Лева — комсомолец десятого класса их школы, пионервожатый того лагеря, где была Таня и куда летом на два дня приезжала Лина.
Да, это был он, хотя очень возмужавший, даже усы у него выросли, и он был совсем-совсем взрослым, в каком-то сером клетчатом пальто. Он вышел из-за угла Бессарабки, и тут его встретила Лина. Он прошел мимо нее, взглянул, не узнавая. В этой девочке, закутанной серым большим платком, в стоптанных туфлях, старой юбке и кофте, трудно было узнать всегда хорошо, элегантно одетую Лину. Лина повернулась и кинулась за ним. Что-то подсказало ей, что не следует звать, называть его по имени. Но ей стало так радостно, как будто на чужбине она увидела родного, близкого человека. Она дернула его за рукав и, захлебываясь, взволнованно зашептала. У нее и мысли не возникло, что он испугается ее, не поверит.
— Ты меня не узнаешь? Я Лина Косовская, я с Таней Стародуб в одном классе училась. Я к вам в пионерский лагерь под Одессой приезжала!.. Лева, милый, как я рада, что увидела тебя! Лева, я прошу тебя... одну минутку... если бы ты знал... Я совсем, совсем одна... Мама не хотела уезжать, а теперь очень больна. Но ты, ты тут почему? Ты же комсомолец и ты... — Она не осмелилась продолжать.
Лева всматривался в эту худенькую девочку, ухватившую его за руку, словно в нем было все ее спасение, и вдруг улыбнулся.
— Лина! Узнал! Но ты очень изменилась. Ну, как ты живешь? — спокойно спросил он. — Идем, я тебя немного провожу. Или нет, я спешу, лучше ты проводи, если есть время!
— Конечно! Конечно! — согласилась Лина. На улице было почти пусто, и она шепотом быстро-быстро заговорила обо всем: как осталась, как тяжело сейчас заболела мать, но она не может, не может так...
— Ты мне ничего не говори, — горячо сказала она. — Я знаю, так нельзя, и я тебя ни о чем не спрашиваю, но ты не случайно остался.
— Какая ты наивная, Лина, — сказал Лева, — разве можно так? Я остался, потому что работаю в газете. Я знаю, вы с мамой отказались написать, что большевики издевались над вами, и я сам хотел увидеть тебя и предупредить…
— Ты работаешь у них? — удивилась Лина и тут же сообразила, — его специально оставили. — Ну, не говори, не говори ничего. Что бы ты ни говорил, ты остался не по той причине, что мы. И я умоляю тебя, помоги мне... Помоги мне...
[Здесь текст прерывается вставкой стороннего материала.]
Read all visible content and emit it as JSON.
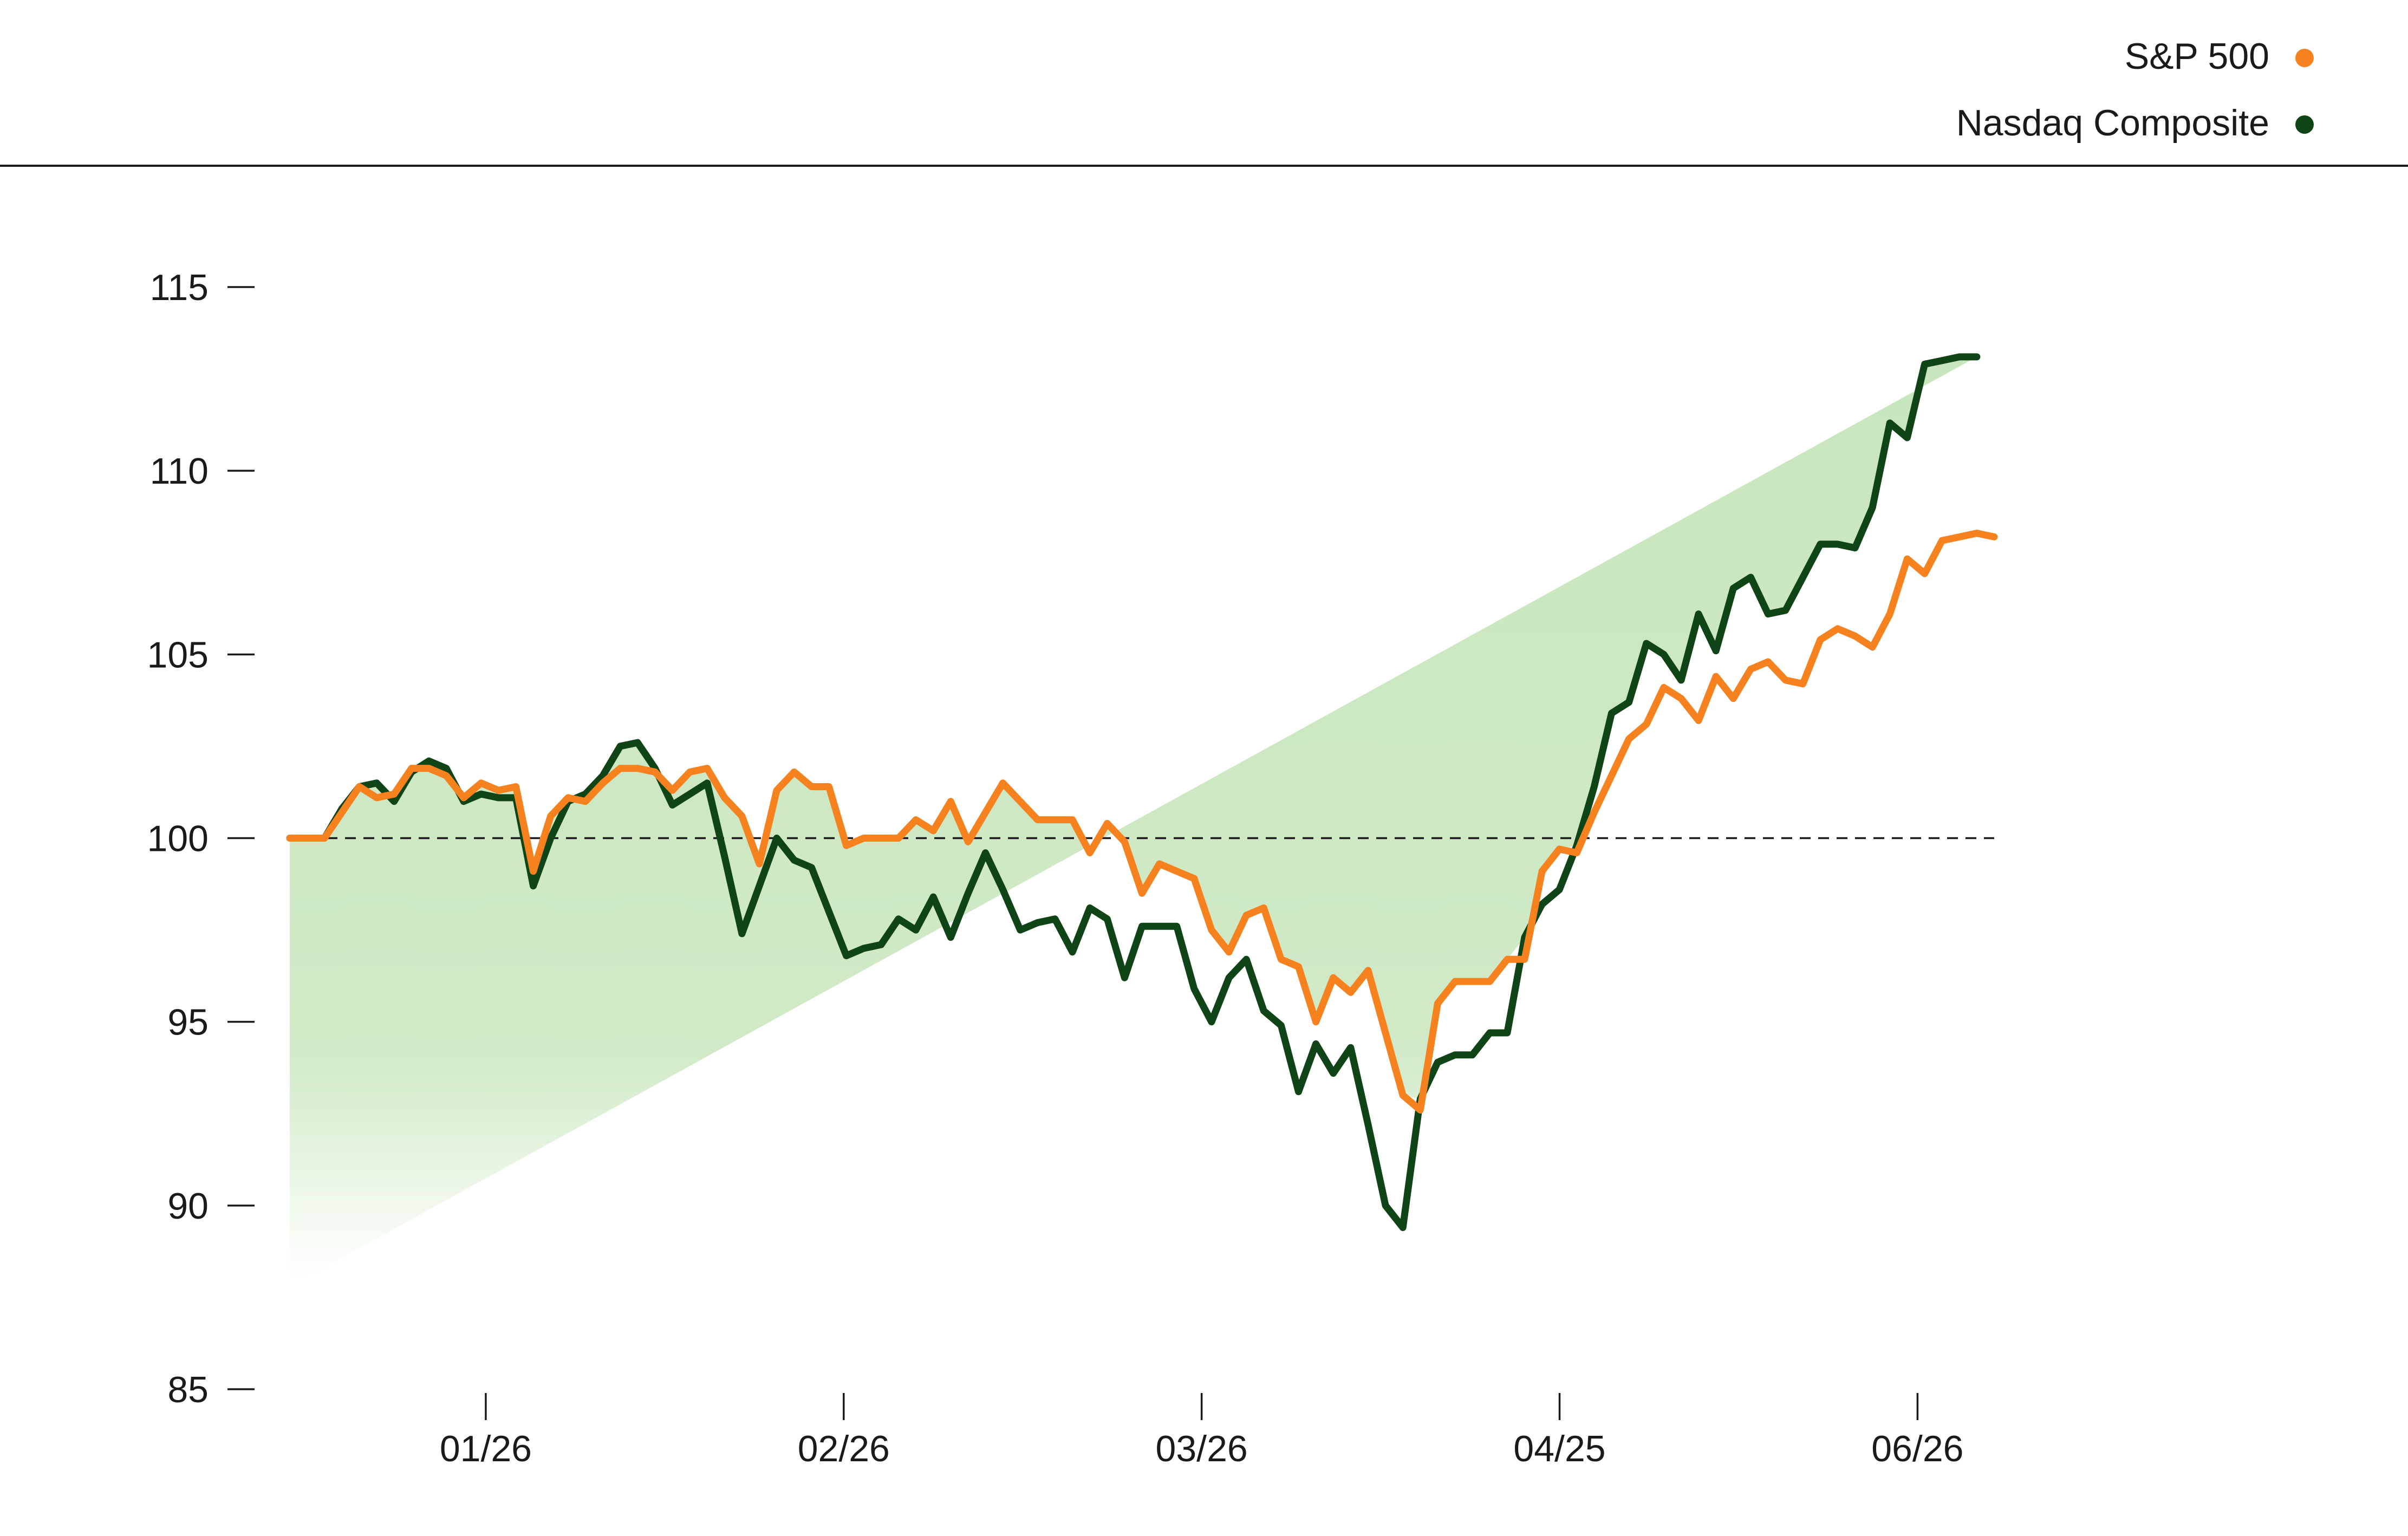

— В чем? — тихо спросил Лева. — Вам очень тяжело? Вы, наверное, голодаете? Разве ты не знаешь, что семьи репрессированных при Советской власти теперь получают помощь!
— Что ты! — с отчаянием произнесла Лина. — Как ты можешь так говорить? Я лучше умру с голода, чем обращусь к ним за помощью! Нет, помоги мне... быть советским человеком... — совсем шепотом сказала она. — Научи, как, чем могу я помочь нашим. Я знаю, Лева, ты знаешь...
— Как ты неосторожна, Лина. Ты же так мало знаешь меня.
— Нет, — покачала головой Лина. — Ты был секретарем комсомольской организации. Я столько раз слушала тебя... И там, в пионерском лагере... Это ты меня не знал, а мы все тебя очень хорошо знали, и мы с Таней часто говорили о тебе...
— С Таней? — переспросил Лева, и в его глазах промелькнуло что-то теплое. — Она, конечно, уехала?
— Да, с мамой, а отец на фронте. Правда, она была очень хорошая, Таня?
— Очень, — почему-то краснея, промолвил Лева. — Я знаю, вы с ней очень дружили. Ты знаешь, кого я тут еще встретил, тоже не успела уехать, — Золю Зозулю, она тоже была в нашем пионерлагере. Ты сейчас иди, Линочка.
— Но я увижу тебя еще? Может, ты зайдешь к нам?
— Нет, не надо мне к вам приходить, — усмехнулся Лева. — Но мы увидимся обязательно.
— Только скорее, — сказала горячо Лина.
— Хорошо. Послезавтра. Давай на том же месте, где мы встретились, возле Бессарабки. — И добавил: — Я рад, что ты такая, не растерялась и веришь.
— А как же иначе? — спросила Лина.
— Конечно, как же иначе! Все равно мы победим, никогда не падай духом, Лина! — И он пожал ее руку. — Никому не говори, что видела меня.